The Employment Tribunal and the Employment Appeal Tribunal had previously rejected his claims. 

Gary Smith, had worked for the famous London plumbing brand between 2005 and 2011. 

He took Pimlico Plumbers to court after saying he needed to be paid for leave, but the company disputed this. It deemed Mr Smith as self-employed and believed it was not liable for his holiday pay. 

However, this judgement means that any worker, including self-employed workers are entitled to paid leave, but it is the employer’s responsibility to ensure they are aware of this. 

Long reaching impact

Experts say the decision could also impact on other businesses whose workers were previously and incorrectly classed as self-employed.

Commenting on the case, Glenn Hayes an employment Partner at Irwin Mitchell, said:

 “This is a significant ruling not just for Pimlico Plumbers but all businesses with workers who were previously classified as self-employed. As Mr Smith’s case shows the financial cost of missed holiday pay can be significant and I suspect many organisations will be deeply concerned by this ruling.”

Stephen Ratcliffe is  Employment Partner at Baker McKenzie says companies that engage self-employed workers face the risk of legacy claims on underpayment of holiday pay.

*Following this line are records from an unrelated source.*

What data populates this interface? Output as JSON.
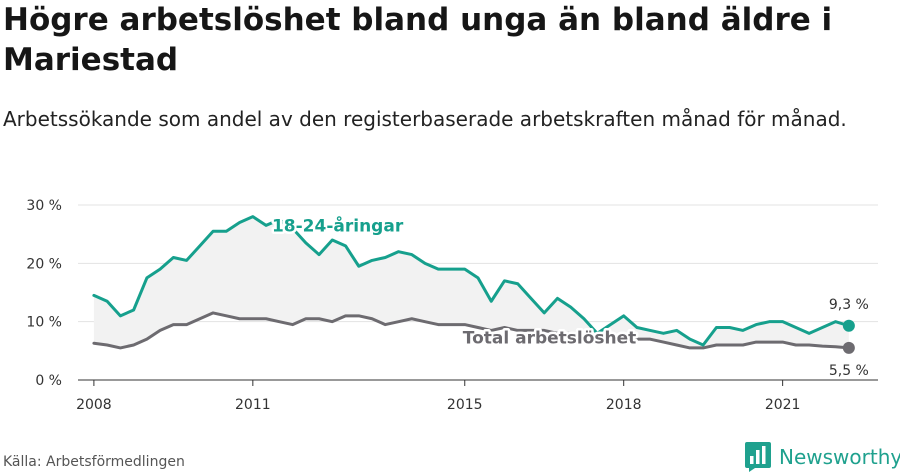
{
  "title": "Högre arbetslöshet bland unga än bland äldre i Mariestad",
  "subtitle": "Arbetssökande som andel av den registerbaserade arbetskraften månad för månad.",
  "source": "Källa: Arbetsförmedlingen",
  "brand": {
    "name": "Newsworthy",
    "icon": "newsworthy-logo-icon"
  },
  "colors": {
    "youth": "#16a08d",
    "total": "#6d6b70",
    "fill": "#f2f2f2",
    "grid": "#e3e3e3"
  },
  "chart_data": {
    "type": "line",
    "x_tick_labels": [
      "2008",
      "2011",
      "2015",
      "2018",
      "2021"
    ],
    "x_ticks": [
      2008,
      2011,
      2015,
      2018,
      2021
    ],
    "xlim": [
      2007.7,
      2022.8
    ],
    "y_tick_labels": [
      "0 %",
      "10 %",
      "20 %",
      "30 %"
    ],
    "y_ticks": [
      0,
      10,
      20,
      30
    ],
    "ylim": [
      0,
      30
    ],
    "grid": true,
    "series": [
      {
        "name": "18-24-åringar",
        "end_label": "9,3 %",
        "x": [
          2008.0,
          2008.25,
          2008.5,
          2008.75,
          2009.0,
          2009.25,
          2009.5,
          2009.75,
          2010.0,
          2010.25,
          2010.5,
          2010.75,
          2011.0,
          2011.25,
          2011.5,
          2011.75,
          2012.0,
          2012.25,
          2012.5,
          2012.75,
          2013.0,
          2013.25,
          2013.5,
          2013.75,
          2014.0,
          2014.25,
          2014.5,
          2014.75,
          2015.0,
          2015.25,
          2015.5,
          2015.75,
          2016.0,
          2016.25,
          2016.5,
          2016.75,
          2017.0,
          2017.25,
          2017.5,
          2017.75,
          2018.0,
          2018.25,
          2018.5,
          2018.75,
          2019.0,
          2019.25,
          2019.5,
          2019.75,
          2020.0,
          2020.25,
          2020.5,
          2020.75,
          2021.0,
          2021.25,
          2021.5,
          2021.75,
          2022.0,
          2022.25
        ],
        "y": [
          14.5,
          13.5,
          11.0,
          12.0,
          17.5,
          19.0,
          21.0,
          20.5,
          23.0,
          25.5,
          25.5,
          27.0,
          28.0,
          26.5,
          27.5,
          26.0,
          23.5,
          21.5,
          24.0,
          23.0,
          19.5,
          20.5,
          21.0,
          22.0,
          21.5,
          20.0,
          19.0,
          19.0,
          19.0,
          17.5,
          13.5,
          17.0,
          16.5,
          14.0,
          11.5,
          14.0,
          12.5,
          10.5,
          8.0,
          9.5,
          11.0,
          9.0,
          8.5,
          8.0,
          8.5,
          7.0,
          6.0,
          9.0,
          9.0,
          8.5,
          9.5,
          10.0,
          10.0,
          9.0,
          8.0,
          9.0,
          10.0,
          9.3
        ]
      },
      {
        "name": "Total arbetslöshet",
        "end_label": "5,5 %",
        "x": [
          2008.0,
          2008.25,
          2008.5,
          2008.75,
          2009.0,
          2009.25,
          2009.5,
          2009.75,
          2010.0,
          2010.25,
          2010.5,
          2010.75,
          2011.0,
          2011.25,
          2011.5,
          2011.75,
          2012.0,
          2012.25,
          2012.5,
          2012.75,
          2013.0,
          2013.25,
          2013.5,
          2013.75,
          2014.0,
          2014.25,
          2014.5,
          2014.75,
          2015.0,
          2015.25,
          2015.5,
          2015.75,
          2016.0,
          2016.25,
          2016.5,
          2016.75,
          2017.0,
          2017.25,
          2017.5,
          2017.75,
          2018.0,
          2018.25,
          2018.5,
          2018.75,
          2019.0,
          2019.25,
          2019.5,
          2019.75,
          2020.0,
          2020.25,
          2020.5,
          2020.75,
          2021.0,
          2021.25,
          2021.5,
          2021.75,
          2022.0,
          2022.25
        ],
        "y": [
          6.3,
          6.0,
          5.5,
          6.0,
          7.0,
          8.5,
          9.5,
          9.5,
          10.5,
          11.5,
          11.0,
          10.5,
          10.5,
          10.5,
          10.0,
          9.5,
          10.5,
          10.5,
          10.0,
          11.0,
          11.0,
          10.5,
          9.5,
          10.0,
          10.5,
          10.0,
          9.5,
          9.5,
          9.5,
          9.0,
          8.5,
          9.0,
          8.5,
          8.5,
          8.5,
          8.0,
          8.0,
          7.5,
          7.0,
          7.5,
          7.5,
          7.0,
          7.0,
          6.5,
          6.0,
          5.5,
          5.5,
          6.0,
          6.0,
          6.0,
          6.5,
          6.5,
          6.5,
          6.0,
          6.0,
          5.8,
          5.7,
          5.5
        ]
      }
    ]
  }
}
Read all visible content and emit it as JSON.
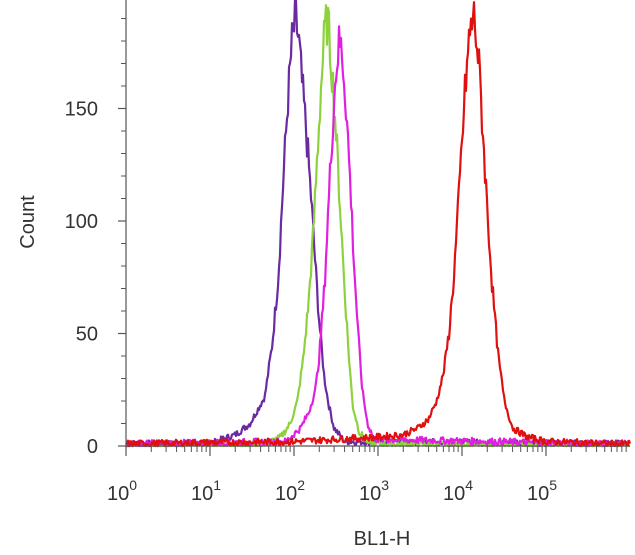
{
  "chart_data": {
    "type": "line",
    "title": "",
    "xlabel": "BL1-H",
    "ylabel": "Count",
    "x_scale": "log10",
    "xlim": [
      1,
      600000
    ],
    "ylim": [
      0,
      195
    ],
    "x_ticks": [
      {
        "value": 1,
        "base": "10",
        "exp": "0"
      },
      {
        "value": 10,
        "base": "10",
        "exp": "1"
      },
      {
        "value": 100,
        "base": "10",
        "exp": "2"
      },
      {
        "value": 1000,
        "base": "10",
        "exp": "3"
      },
      {
        "value": 10000,
        "base": "10",
        "exp": "4"
      },
      {
        "value": 100000,
        "base": "10",
        "exp": "5"
      }
    ],
    "y_ticks": [
      0,
      50,
      100,
      150
    ],
    "grid": false,
    "legend": "none",
    "series": [
      {
        "color": "#6a2aa0",
        "x": [
          1,
          10,
          20,
          30,
          45,
          55,
          65,
          75,
          85,
          95,
          105,
          115,
          125,
          140,
          160,
          180,
          200,
          230,
          260,
          300,
          400,
          600000
        ],
        "y": [
          1,
          1,
          5,
          10,
          22,
          45,
          75,
          120,
          155,
          180,
          190,
          178,
          160,
          140,
          110,
          80,
          55,
          30,
          18,
          8,
          2,
          1
        ]
      },
      {
        "color": "#8dd23c",
        "x": [
          1,
          40,
          70,
          90,
          110,
          130,
          150,
          170,
          190,
          210,
          230,
          250,
          280,
          310,
          350,
          400,
          450,
          500,
          600,
          800,
          600000
        ],
        "y": [
          0,
          0,
          4,
          10,
          20,
          40,
          65,
          95,
          130,
          160,
          182,
          190,
          170,
          145,
          110,
          70,
          40,
          18,
          6,
          1,
          0
        ]
      },
      {
        "color": "#e020e0",
        "x": [
          1,
          80,
          120,
          150,
          180,
          200,
          230,
          260,
          290,
          320,
          350,
          380,
          420,
          470,
          520,
          580,
          650,
          750,
          900,
          600000
        ],
        "y": [
          1,
          2,
          8,
          15,
          25,
          40,
          70,
          110,
          145,
          170,
          180,
          172,
          150,
          115,
          80,
          50,
          25,
          10,
          3,
          1
        ]
      },
      {
        "color": "#e01010",
        "x": [
          1,
          100,
          1000,
          2000,
          3000,
          4000,
          5000,
          6000,
          7000,
          8000,
          9000,
          10000,
          11000,
          12000,
          13000,
          14000,
          15000,
          16500,
          18000,
          20000,
          23000,
          27000,
          32000,
          40000,
          60000,
          100000,
          600000
        ],
        "y": [
          1,
          2,
          4,
          5,
          8,
          12,
          20,
          32,
          50,
          75,
          105,
          135,
          160,
          178,
          188,
          190,
          180,
          160,
          135,
          105,
          70,
          40,
          20,
          8,
          4,
          2,
          1
        ]
      }
    ]
  }
}
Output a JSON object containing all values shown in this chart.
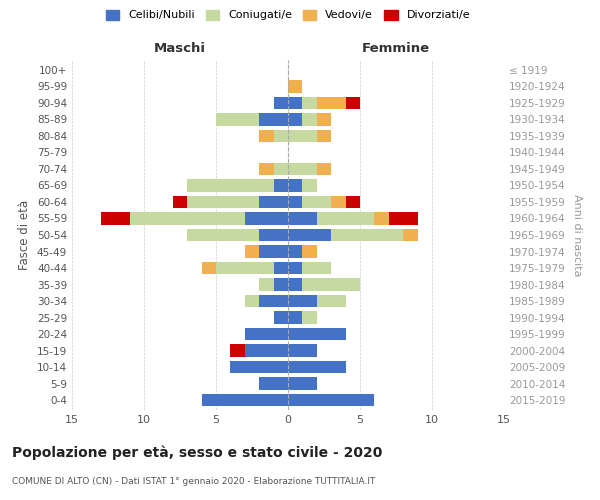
{
  "age_groups": [
    "100+",
    "95-99",
    "90-94",
    "85-89",
    "80-84",
    "75-79",
    "70-74",
    "65-69",
    "60-64",
    "55-59",
    "50-54",
    "45-49",
    "40-44",
    "35-39",
    "30-34",
    "25-29",
    "20-24",
    "15-19",
    "10-14",
    "5-9",
    "0-4"
  ],
  "birth_years": [
    "≤ 1919",
    "1920-1924",
    "1925-1929",
    "1930-1934",
    "1935-1939",
    "1940-1944",
    "1945-1949",
    "1950-1954",
    "1955-1959",
    "1960-1964",
    "1965-1969",
    "1970-1974",
    "1975-1979",
    "1980-1984",
    "1985-1989",
    "1990-1994",
    "1995-1999",
    "2000-2004",
    "2005-2009",
    "2010-2014",
    "2015-2019"
  ],
  "males": {
    "celibi": [
      0,
      0,
      1,
      2,
      0,
      0,
      0,
      1,
      2,
      3,
      2,
      2,
      1,
      1,
      2,
      1,
      3,
      3,
      4,
      2,
      6
    ],
    "coniugati": [
      0,
      0,
      0,
      3,
      1,
      0,
      1,
      6,
      5,
      8,
      5,
      0,
      4,
      1,
      1,
      0,
      0,
      0,
      0,
      0,
      0
    ],
    "vedovi": [
      0,
      0,
      0,
      0,
      1,
      0,
      1,
      0,
      0,
      0,
      0,
      1,
      1,
      0,
      0,
      0,
      0,
      0,
      0,
      0,
      0
    ],
    "divorziati": [
      0,
      0,
      0,
      0,
      0,
      0,
      0,
      0,
      1,
      2,
      0,
      0,
      0,
      0,
      0,
      0,
      0,
      1,
      0,
      0,
      0
    ]
  },
  "females": {
    "nubili": [
      0,
      0,
      1,
      1,
      0,
      0,
      0,
      1,
      1,
      2,
      3,
      1,
      1,
      1,
      2,
      1,
      4,
      2,
      4,
      2,
      6
    ],
    "coniugate": [
      0,
      0,
      1,
      1,
      2,
      0,
      2,
      1,
      2,
      4,
      5,
      0,
      2,
      4,
      2,
      1,
      0,
      0,
      0,
      0,
      0
    ],
    "vedove": [
      0,
      1,
      2,
      1,
      1,
      0,
      1,
      0,
      1,
      1,
      1,
      1,
      0,
      0,
      0,
      0,
      0,
      0,
      0,
      0,
      0
    ],
    "divorziate": [
      0,
      0,
      1,
      0,
      0,
      0,
      0,
      0,
      1,
      2,
      0,
      0,
      0,
      0,
      0,
      0,
      0,
      0,
      0,
      0,
      0
    ]
  },
  "colors": {
    "celibi_nubili": "#4472c4",
    "coniugati_e": "#c5d9a0",
    "vedovi_e": "#f0b050",
    "divorziati_e": "#cc0000"
  },
  "title": "Popolazione per età, sesso e stato civile - 2020",
  "subtitle": "COMUNE DI ALTO (CN) - Dati ISTAT 1° gennaio 2020 - Elaborazione TUTTITALIA.IT",
  "xlabel_left": "Maschi",
  "xlabel_right": "Femmine",
  "ylabel_left": "Fasce di età",
  "ylabel_right": "Anni di nascita",
  "xlim": 15,
  "legend_labels": [
    "Celibi/Nubili",
    "Coniugati/e",
    "Vedovi/e",
    "Divorziati/e"
  ],
  "background_color": "#ffffff",
  "grid_color": "#cccccc"
}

He said: “For those who engage people on a self-employed basis, the risk of claims that the individual was actually a worker or an employee is compounded by the risk of similar legacy claims for holiday pay.  

“Perhaps most significantly, the Government enacted a two-year backstop on these kinds of holiday pay claims, because of concerns over the potential multi-billion pound bills which employers might otherwise face for many years of holiday pay.  This decision opens up scope for a future case to challenge whether that backstop is lawful.

Classify workers correctly

“He warned that employers need to take this case seriously, saying: “With the combination of this case and the proposed focus of the Government’s Single Enforcement Body on holiday pay compliance, employers really need to focus on how they calculate holiday pay now, or else face what may be enormous holiday pay liabilities going back very many years.”

Dave Chaplin, CEO of tax compliance firm IR35 Shield also commented that the case was a warning for firms who hire people on a false-self-employed basis.

He said: “ It reinforces the need for firms to correctly classify their workers and provide associated rights that go with being a worker or employee.

Moreover, the ruling appears to indicate that unpaid holiday pay will roll over each year, indefinitely, in instances where the employer has not taken the necessary steps to ensure the holiday is taken.